In that length of time, I was seething. I replied nicely, saying that I might not be able to commit if his confirmation came too late (of course I also didn’t give a clear definition of what was considered too late, just to reciprocate his lack of clarity).

His reply was: “I’m still waiting.”

So I thought, even if my schedule was open the next day, I probably would not want to help him walk his dog. Because it’s an insult to me! If you want me, you actually need to commit to wanting me, instead of being wishy washy, leaving me dangling for who-knows-how-long, as if I am supposed to be waiting on you, like a lady-in-waiting.

. . .

From my own experience, I kind of understand why my boss didn’t want to do business with that patient, unless the arrears were cleared first. That’s my boss’ terms.

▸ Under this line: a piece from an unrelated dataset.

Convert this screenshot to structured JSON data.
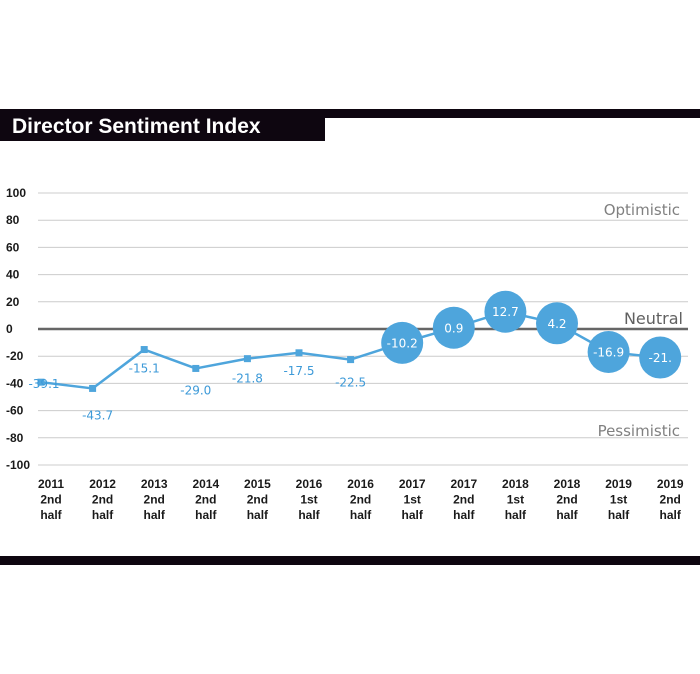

As for my case, I wouldn’t do business with my neighbor unless he is being fair with me, instead of throwing me all these nonsense, like expecting me to get his dog to pee and poop and eat, as if the dog’s biological processes are within my control, and if he doesn’t, I have to do this and that, which is essentially saying that I am responsible for his biological processes, and that is beyond just “walking a dog”–I have checked the typical responsibilities of a dog walker online, and none of the websites listed the above duties as part of the list of responsibilities, in other words, my neighbor has a special need or to put it more bluntly, he’s being unreasonable, and I have tried to go above and beyond what is typically expected of a dog walker–and on top of that, he throws in all these controlling tendencies upon me, expecting me to also put up with them.

Now I understand. Whether it is a job or a business, when you go out to earn money, there are circumstances which make you not want to earn the money, even if the opportunity is right there in front of you.